Франц наконец вошел в столовую и присоединился к завтракающим. На его приветствие тетушка ответила невнятным мычанием, а затем, звучно сглотнув, утерла рот салфеткой и поинтересовалась:

– Как ты спала, дорогая Делайла?

– Спасибо, ночь прошла хорошо.

Мать – как всегда с поджатыми губами – аккуратно поддевала овсянку самым краешком ложки и медленно подносила ко рту. Жевала она с таким видом, будто это были сырые телячьи мозги. Впрочем, аппетита у нее никогда не наблюдалось. Не только к еде, но и к жизни в целом.

– А я – просто ужасно! – Заданный вопрос оказался уловкой, чтобы в очередной раз пожаловаться на здоровье. – Всю ночь не сомкнула глаз. Ох уж эта старость! И теперь, мало того что у меня начинается мигрень, вдобавок совсем пропал аппетит!

На этих словах тетка закончила намазывать второй бутерброд – еще внушительнее, чем первый. Франц уныло уставился в свою тарелку со склизкой кашей.

– Впрочем, я и то ем больше, чем твой сын. – Тетка кивнула в сторону Франциска. – Почему он такой худой? Ради бога, Делайла, неужели ваши дела настолько плохи? Вы что, голодали?

Мать поджала губы:

– Он просто растет.

– Что-то незаметно, – фыркнула Мюриель. – Меньше лекарств, больше труда – вот что я всегда говорила! Дурные мысли появляются, когда есть время думать. А в этом возрасте мальчишкам думать вредно. Полковник Бабкок… – На этом имени тетушка перевела дыхание. – Полковник Бабкок имеет отличные связи и наверняка сможет устроить мальчишку в подходящую школу. Хоть это очень непросто, ты же знаешь, найти место в престижном заведении… Когда мальчишка, прямо скажем, не одарен ничем, кроме нахальства…

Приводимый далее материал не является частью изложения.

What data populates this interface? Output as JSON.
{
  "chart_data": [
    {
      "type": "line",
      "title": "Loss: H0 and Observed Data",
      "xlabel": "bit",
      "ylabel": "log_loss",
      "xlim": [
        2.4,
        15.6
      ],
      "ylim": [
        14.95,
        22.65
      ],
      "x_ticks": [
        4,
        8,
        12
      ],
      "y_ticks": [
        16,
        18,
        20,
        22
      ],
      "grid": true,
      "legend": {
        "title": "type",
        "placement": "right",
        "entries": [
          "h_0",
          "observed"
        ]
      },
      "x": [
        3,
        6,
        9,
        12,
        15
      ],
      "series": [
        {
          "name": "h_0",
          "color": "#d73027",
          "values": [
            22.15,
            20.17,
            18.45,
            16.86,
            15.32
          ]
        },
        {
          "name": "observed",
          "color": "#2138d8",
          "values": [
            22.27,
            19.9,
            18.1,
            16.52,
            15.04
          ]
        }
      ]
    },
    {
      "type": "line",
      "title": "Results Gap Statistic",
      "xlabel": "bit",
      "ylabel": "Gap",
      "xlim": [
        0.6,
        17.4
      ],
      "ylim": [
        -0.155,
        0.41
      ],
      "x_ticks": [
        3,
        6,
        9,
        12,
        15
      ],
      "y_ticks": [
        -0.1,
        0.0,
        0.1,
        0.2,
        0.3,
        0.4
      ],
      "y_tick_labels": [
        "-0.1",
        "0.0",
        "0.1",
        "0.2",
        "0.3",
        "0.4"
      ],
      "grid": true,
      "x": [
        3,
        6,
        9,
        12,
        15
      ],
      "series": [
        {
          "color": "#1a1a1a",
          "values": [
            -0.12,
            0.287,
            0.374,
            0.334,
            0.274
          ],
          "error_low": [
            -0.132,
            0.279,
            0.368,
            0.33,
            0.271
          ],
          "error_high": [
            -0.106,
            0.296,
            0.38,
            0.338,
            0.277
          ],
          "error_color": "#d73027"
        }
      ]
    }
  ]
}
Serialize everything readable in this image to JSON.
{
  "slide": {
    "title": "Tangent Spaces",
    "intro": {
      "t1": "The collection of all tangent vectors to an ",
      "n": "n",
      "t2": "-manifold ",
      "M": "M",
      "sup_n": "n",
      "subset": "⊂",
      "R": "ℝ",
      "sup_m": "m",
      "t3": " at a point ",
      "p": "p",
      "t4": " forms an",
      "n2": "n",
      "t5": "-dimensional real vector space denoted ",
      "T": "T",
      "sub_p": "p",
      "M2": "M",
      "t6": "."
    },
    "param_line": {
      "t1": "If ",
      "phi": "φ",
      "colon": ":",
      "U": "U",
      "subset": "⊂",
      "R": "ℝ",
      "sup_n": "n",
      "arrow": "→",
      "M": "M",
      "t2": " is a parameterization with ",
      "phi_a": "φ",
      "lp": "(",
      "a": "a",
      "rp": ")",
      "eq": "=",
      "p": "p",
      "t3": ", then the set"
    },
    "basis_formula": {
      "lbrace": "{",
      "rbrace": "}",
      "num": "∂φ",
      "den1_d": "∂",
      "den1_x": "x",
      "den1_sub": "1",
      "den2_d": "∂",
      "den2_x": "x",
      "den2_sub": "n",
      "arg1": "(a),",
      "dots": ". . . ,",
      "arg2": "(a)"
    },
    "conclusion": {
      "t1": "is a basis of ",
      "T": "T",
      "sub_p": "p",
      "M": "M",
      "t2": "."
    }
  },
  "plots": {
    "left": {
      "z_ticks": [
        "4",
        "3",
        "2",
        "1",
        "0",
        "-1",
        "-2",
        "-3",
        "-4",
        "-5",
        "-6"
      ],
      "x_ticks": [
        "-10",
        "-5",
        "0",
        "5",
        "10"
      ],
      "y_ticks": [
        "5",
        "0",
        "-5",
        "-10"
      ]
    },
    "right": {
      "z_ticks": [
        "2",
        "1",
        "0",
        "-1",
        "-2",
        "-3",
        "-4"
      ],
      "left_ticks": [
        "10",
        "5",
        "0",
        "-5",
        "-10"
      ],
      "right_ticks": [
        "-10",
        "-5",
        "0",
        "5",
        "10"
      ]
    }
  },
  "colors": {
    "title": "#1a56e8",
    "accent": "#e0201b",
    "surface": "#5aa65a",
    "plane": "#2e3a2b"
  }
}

Безусловно, Делайла Фармер и сама была того же мнения. Но сейчас в ней боролись два чувства. С одной стороны, Мюриель права: Франц – эгоистичный, несдержанный ребенок. С другой, критикуя мальчика, тетушка критиковала и саму Делайлу: ведь если она вырастила такого непутевого сына, значит, и сама непутевая!

Франц уловил, как на скулах матери задвигались желваки. Кажется, миссис Фармер из последних сил сдерживалась, чтобы не сострить в ответ на «любезности» Мюриель. Мальчик с удовлетворением заметил, что мать изо всех сил пытается сохранять на лице вежливое равнодушие.

«Ну и пусть помучается, пусть теперь знает, каково это…»

Впрочем, вся эта ситуация нисколько не сблизила мать с сыном, а, наоборот, еще больше отдалила. Тетка с матерью не замечали, что за столом сидит третий. За это время Делайла ни разу не взглянула на Франца, хотя речь шла о нем.

Проигнорировав недовольство Делайлы, тетушка продолжила с тем же азартом:

– Так что насчет школы? Подумай, Делайла. Очень хорошо подумай. Мальчишка растет как сорная трава – делает что хочет да лоботрясничает целыми днями, прикрываясь своими странностями… Разве ты не видишь? Он же тебе на шею сел! Не потакай ему, слышишь? Закрытая школа – вот что ему нужно! Целый год вдали от материнской опеки сделает его мужчиной.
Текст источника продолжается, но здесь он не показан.